Frequently Asked Questions
What class of fire is a gasoline engine room fire?
A gasoline or diesel fuel fire is a Class B fire — flammable liquids and gases. The correct extinguishing agents are CO₂, dry chemical, or halon substitutes (FM-200/HFC-227ea). Never use water on a Class B fire: water does not extinguish burning petroleum products and can spread the fire across the bilge or cause a steam explosion. If the vessel has a fixed suppression system in the engine room, activate it without opening the hatch — opening the hatch introduces oxygen and can cause a flashover.
How many fire extinguishers does a 30-foot motorboat require under USCG regulations?

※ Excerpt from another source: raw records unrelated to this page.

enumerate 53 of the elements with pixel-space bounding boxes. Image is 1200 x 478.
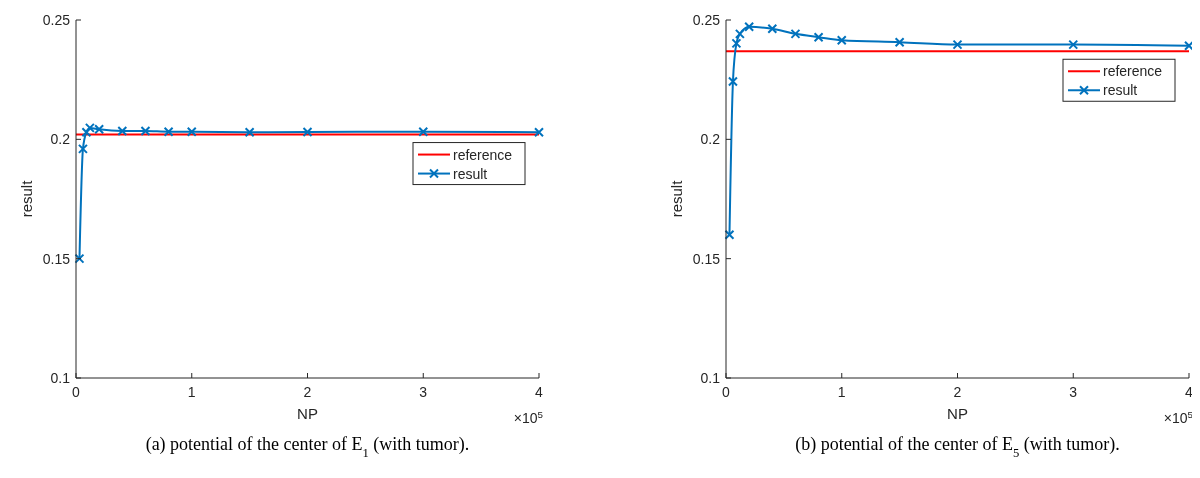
point (790, 28, 801, 39)
point (727, 76, 738, 87)
point (767, 23, 778, 34)
x-tick-label: 0 (722, 384, 731, 400)
point (734, 28, 745, 39)
point (534, 127, 544, 138)
point (1068, 39, 1079, 50)
y-tick-label: 0.15 (692, 250, 721, 267)
point (724, 229, 735, 240)
point (81, 127, 92, 138)
point (302, 126, 313, 137)
point (74, 253, 85, 264)
y-axis-title: result (18, 179, 35, 218)
text: ×10$^{5}$ (1163, 408, 1194, 426)
x-tick-label: 1 (187, 384, 196, 400)
point (744, 21, 755, 32)
x-tick-label: 2 (303, 384, 312, 400)
point (140, 125, 151, 136)
point (731, 38, 742, 49)
point (836, 35, 847, 46)
y-tick-label: 0.25 (42, 12, 71, 28)
x-axis-title: NP (297, 405, 318, 422)
x-tick-label: 4 (535, 384, 544, 400)
legend-label: result (1103, 82, 1138, 99)
point (894, 37, 905, 48)
point (77, 143, 88, 154)
y-tick-label: 0.1 (50, 370, 71, 386)
x-tick-label: 4 (1185, 384, 1194, 400)
y-tick-label: 0.2 (700, 131, 721, 148)
point (244, 127, 255, 138)
legend-label: reference (453, 146, 513, 163)
x-tick-label: 3 (419, 384, 428, 400)
y-tick-label: 0.15 (42, 250, 71, 267)
point (186, 126, 197, 137)
point (813, 32, 824, 43)
point (163, 126, 174, 137)
y-tick-label: 0.2 (50, 131, 71, 148)
point (117, 125, 128, 136)
x-tick-label: 0 (72, 384, 81, 400)
x-tick-label: 2 (953, 384, 962, 400)
legend-label: result (453, 165, 488, 182)
x-tick-label: 1 (837, 384, 846, 400)
text: ×10$^{5}$ (513, 408, 544, 426)
y-tick-label: 0.25 (692, 12, 721, 28)
point (952, 39, 963, 50)
y-tick-label: 0.1 (700, 370, 721, 386)
text: (b) potential of the center of E$_{5}$ (with tumor). (795, 434, 1120, 460)
x-axis-title: NP (947, 405, 968, 422)
y-axis-title: result (668, 179, 685, 218)
point (418, 126, 429, 137)
text: (a) potential of the center of E$_{1}$ (with tumor). (145, 434, 470, 460)
x-tick-label: 3 (1069, 384, 1078, 400)
legend-label: reference (1103, 63, 1163, 80)
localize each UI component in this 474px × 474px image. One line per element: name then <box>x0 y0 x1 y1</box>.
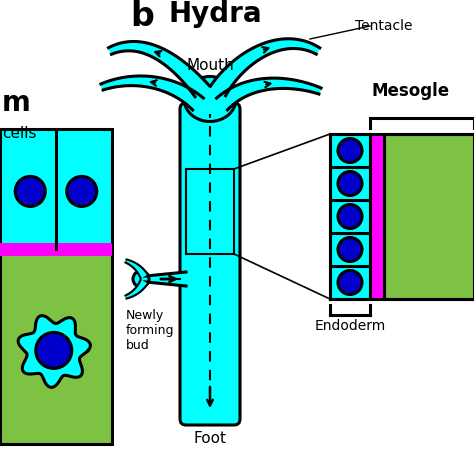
Circle shape <box>338 237 362 262</box>
Bar <box>0 243 112 255</box>
Circle shape <box>36 332 72 368</box>
Circle shape <box>338 172 362 195</box>
Bar <box>370 134 384 299</box>
Polygon shape <box>109 42 209 97</box>
Bar <box>384 134 474 299</box>
Text: cells: cells <box>2 126 36 141</box>
Text: Newly
forming
bud: Newly forming bud <box>126 309 174 352</box>
Text: Tentacle: Tentacle <box>355 19 412 33</box>
Bar <box>330 167 370 200</box>
Text: Foot: Foot <box>193 431 227 446</box>
Bar <box>186 169 234 254</box>
Bar <box>330 200 370 233</box>
Text: Hydra: Hydra <box>168 0 262 28</box>
Bar <box>330 233 370 266</box>
Circle shape <box>15 176 45 206</box>
Circle shape <box>133 271 149 287</box>
Polygon shape <box>217 78 321 110</box>
Bar <box>0 249 112 444</box>
Text: Mouth: Mouth <box>186 58 234 73</box>
Polygon shape <box>210 39 320 96</box>
Polygon shape <box>101 76 203 110</box>
Bar <box>330 266 370 299</box>
Circle shape <box>338 204 362 228</box>
Text: b: b <box>130 0 154 33</box>
Text: Endoderm: Endoderm <box>314 319 386 333</box>
Bar <box>0 129 112 249</box>
Ellipse shape <box>184 76 236 121</box>
Polygon shape <box>126 280 147 299</box>
Circle shape <box>67 176 97 206</box>
Polygon shape <box>18 316 91 387</box>
Circle shape <box>338 271 362 294</box>
Bar <box>330 134 370 167</box>
Circle shape <box>338 138 362 163</box>
Text: Mesogle: Mesogle <box>372 82 450 100</box>
Polygon shape <box>144 272 186 286</box>
Text: m: m <box>2 89 31 117</box>
Polygon shape <box>126 259 147 278</box>
FancyBboxPatch shape <box>180 103 240 425</box>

A motorboat between 26 and 40 feet (the 26–40 ft category) requires a minimum of two B-I extinguishers or one B-II extinguisher. If the vessel has a fixed fire suppression system protecting the engine space, one B-I may be substituted in place of one portable unit, effectively reducing the portable requirement by one. Always verify the current CFR 33 Part 175 regulations, as requirements are occasionally updated.
How often must marine fire extinguishers be inspected and tested?
USCG-approved marine fire extinguishers require a monthly visual inspection (check pressure gauge, pull pin present, no corrosion or damage), an annual professional inspection by a certified technician, and hydrostatic pressure testing at intervals specified by the manufacturer: every 5 years for CO₂ and halon cylinders, and every 12 years for dry chemical cylinders. An extinguisher that fails inspection, has a broken tamper seal, or is past its hydrostatic test date does not count toward the required minimum and must be replaced or recertified before it can satisfy the USCG requirement.